Sex is kicking death in the ass while singing

А в жизни было кое-что хорошее, с чем Буковски познакомился не сразу. Один из самых известных бабников американской литературы лишился девственности в двадцать четыре года. В одном из баров, распалившись алкоголем, он влюбился в стокилограммовую проститутку, привёл её домой, сдал экзамен по мужской состоятельности и сломал кровать своими стараниями. Проснувшись, он по привычке жизни в ночлежках стал искать бумажник, а не найдя его, обвинил новоиспечённую любовницу в краже и выставил её за дверь. Позже бумажник нашёлся, Буковски «устыдился своей клеветы», но так и не смог найти свою первую женщину, чтобы извиниться.

Впоследствии у писателя было много женщин: чем старше он становился, тем большую известность приобретали его книги. После выхода в 1978 году романа «Женщины» почти шестидесятилетний Буковски стал объектом паломничества для многих поклонниц, которые хотели как минимум переспать с великим знатоком жизни (лишь немногие хотели остаться подольше с этим сумасшедшим). Они приезжали без предупреждения, прямо к его двери, от совсем юных и светящихся до таких же истрёпанных и замученных, как он сам. Те, что не могли приехать, вступали с Буком в нежную переписку. Из этого обмена письмами у Хэнка, бывало, вырастали долгосрочные полуроманы-полудружбы, дававшие повод к новым и новым опусам о женщинах.

Просто большинство женщин, с которыми я сталкивался, были не подарочек… Господи, однажды я отправился повидать одну даму, и возле её дома меня поймала моя подруга, принялась визжать, а потом исчезла. Сначала у меня в сумке всё пиво перебила, разбила бутылку виски, металась взад-вперёд по улице — целую пинту виски расколола, шестнадцать или восемнадцать бутылок пива. Пару проглядела, но, когда я сметал стекло с тротуара, подымаю голову — шум какой-то. А это она загнала машину на тротуар и пытается меня переехать. Вот же любовь…
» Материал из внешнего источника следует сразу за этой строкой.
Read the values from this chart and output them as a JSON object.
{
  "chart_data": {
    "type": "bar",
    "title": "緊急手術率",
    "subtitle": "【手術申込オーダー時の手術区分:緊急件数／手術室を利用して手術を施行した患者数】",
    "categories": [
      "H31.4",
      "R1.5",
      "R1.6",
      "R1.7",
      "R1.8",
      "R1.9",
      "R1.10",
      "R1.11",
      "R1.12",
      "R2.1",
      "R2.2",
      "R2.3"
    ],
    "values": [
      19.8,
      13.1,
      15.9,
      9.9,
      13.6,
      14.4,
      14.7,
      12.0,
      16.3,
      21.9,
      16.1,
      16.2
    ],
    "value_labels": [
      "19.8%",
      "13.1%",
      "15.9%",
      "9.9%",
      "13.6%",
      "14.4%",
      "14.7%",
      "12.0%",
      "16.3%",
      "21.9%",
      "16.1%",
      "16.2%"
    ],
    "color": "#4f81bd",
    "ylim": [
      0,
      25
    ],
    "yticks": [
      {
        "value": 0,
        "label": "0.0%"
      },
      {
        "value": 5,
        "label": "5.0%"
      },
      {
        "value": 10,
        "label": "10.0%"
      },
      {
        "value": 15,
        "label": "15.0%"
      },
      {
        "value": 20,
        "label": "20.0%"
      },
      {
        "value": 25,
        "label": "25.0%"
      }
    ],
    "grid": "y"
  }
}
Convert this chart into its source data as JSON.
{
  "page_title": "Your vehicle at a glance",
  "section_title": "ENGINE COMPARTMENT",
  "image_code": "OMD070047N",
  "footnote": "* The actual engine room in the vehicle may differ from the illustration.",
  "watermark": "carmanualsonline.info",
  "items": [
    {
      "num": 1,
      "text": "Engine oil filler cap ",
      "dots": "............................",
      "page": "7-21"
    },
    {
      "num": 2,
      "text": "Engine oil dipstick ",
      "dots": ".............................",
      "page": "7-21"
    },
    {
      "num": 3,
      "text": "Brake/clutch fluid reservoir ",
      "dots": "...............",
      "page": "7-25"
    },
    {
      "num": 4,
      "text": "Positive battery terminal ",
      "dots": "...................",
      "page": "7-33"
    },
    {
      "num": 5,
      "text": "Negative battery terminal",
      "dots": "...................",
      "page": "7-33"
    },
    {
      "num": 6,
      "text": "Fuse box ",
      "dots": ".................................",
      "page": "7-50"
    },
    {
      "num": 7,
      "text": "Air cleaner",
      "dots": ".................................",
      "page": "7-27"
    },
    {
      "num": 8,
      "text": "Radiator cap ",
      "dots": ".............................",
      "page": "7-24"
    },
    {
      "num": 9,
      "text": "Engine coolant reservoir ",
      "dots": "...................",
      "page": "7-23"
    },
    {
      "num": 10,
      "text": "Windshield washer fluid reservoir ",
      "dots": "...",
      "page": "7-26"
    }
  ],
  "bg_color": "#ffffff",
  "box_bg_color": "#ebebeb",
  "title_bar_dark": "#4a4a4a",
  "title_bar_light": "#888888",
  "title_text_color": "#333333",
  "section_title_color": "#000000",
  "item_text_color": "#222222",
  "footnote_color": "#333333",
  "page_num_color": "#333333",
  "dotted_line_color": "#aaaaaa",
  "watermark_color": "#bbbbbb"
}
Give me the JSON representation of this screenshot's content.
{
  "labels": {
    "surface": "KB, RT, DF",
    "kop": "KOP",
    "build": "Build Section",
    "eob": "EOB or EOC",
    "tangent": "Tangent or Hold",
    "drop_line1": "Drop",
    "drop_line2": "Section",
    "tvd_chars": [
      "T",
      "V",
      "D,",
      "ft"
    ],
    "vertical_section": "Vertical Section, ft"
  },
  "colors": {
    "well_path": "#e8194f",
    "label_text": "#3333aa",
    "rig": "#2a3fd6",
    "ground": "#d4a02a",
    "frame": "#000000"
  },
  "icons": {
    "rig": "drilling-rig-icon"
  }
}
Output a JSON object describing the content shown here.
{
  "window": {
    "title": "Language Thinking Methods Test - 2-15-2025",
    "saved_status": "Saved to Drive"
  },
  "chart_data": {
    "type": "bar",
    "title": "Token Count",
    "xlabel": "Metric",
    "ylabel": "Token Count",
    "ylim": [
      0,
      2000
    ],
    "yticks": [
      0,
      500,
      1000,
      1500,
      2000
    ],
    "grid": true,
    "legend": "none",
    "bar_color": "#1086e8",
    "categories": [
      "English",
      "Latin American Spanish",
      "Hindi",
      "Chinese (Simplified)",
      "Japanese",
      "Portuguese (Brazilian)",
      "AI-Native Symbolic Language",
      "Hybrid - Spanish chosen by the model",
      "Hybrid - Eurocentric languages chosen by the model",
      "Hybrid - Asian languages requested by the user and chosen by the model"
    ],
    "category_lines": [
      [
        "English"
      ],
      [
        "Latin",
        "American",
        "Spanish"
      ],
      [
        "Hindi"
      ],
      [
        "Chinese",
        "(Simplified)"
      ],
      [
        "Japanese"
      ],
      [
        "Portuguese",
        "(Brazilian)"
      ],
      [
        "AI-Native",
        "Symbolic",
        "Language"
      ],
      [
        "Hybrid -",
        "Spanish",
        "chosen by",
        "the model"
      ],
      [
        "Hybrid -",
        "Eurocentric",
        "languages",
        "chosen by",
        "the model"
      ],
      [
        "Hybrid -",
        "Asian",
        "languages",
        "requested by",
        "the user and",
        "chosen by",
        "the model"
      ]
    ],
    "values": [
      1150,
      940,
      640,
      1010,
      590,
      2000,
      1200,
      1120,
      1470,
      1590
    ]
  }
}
Буковски соревновался со своими женщинами в юродстве, в умении выпивать и устраивать скандалы. Большинство своих любовниц он описал в романах и стихах — пьянчужки, практикующие промискуитет, действующие на нервы, заставляющие ревновать и откровенно стервозничающие. Но писатель видел в этом безумии саму жизнь: кажется, что человек, который не сходит с ума, — просто мёртв внутри. Его любовь к сумасшедшим дамам облагораживает и возносит склоку до уровня поэзии, в припадках страсти и в спокойных бытовых сценах раскрывается светлая сторона любовной связи. Ради моментов ясности и умиротворения рядом с внезапно спокойной любовницей и возможности вдохнуть запах её свежевымытых волос стоит терпеть девяносто процентов хаоса и вампиризма. Чем неожиданнее и беспощаднее женщина, тем ценнее моменты нежности.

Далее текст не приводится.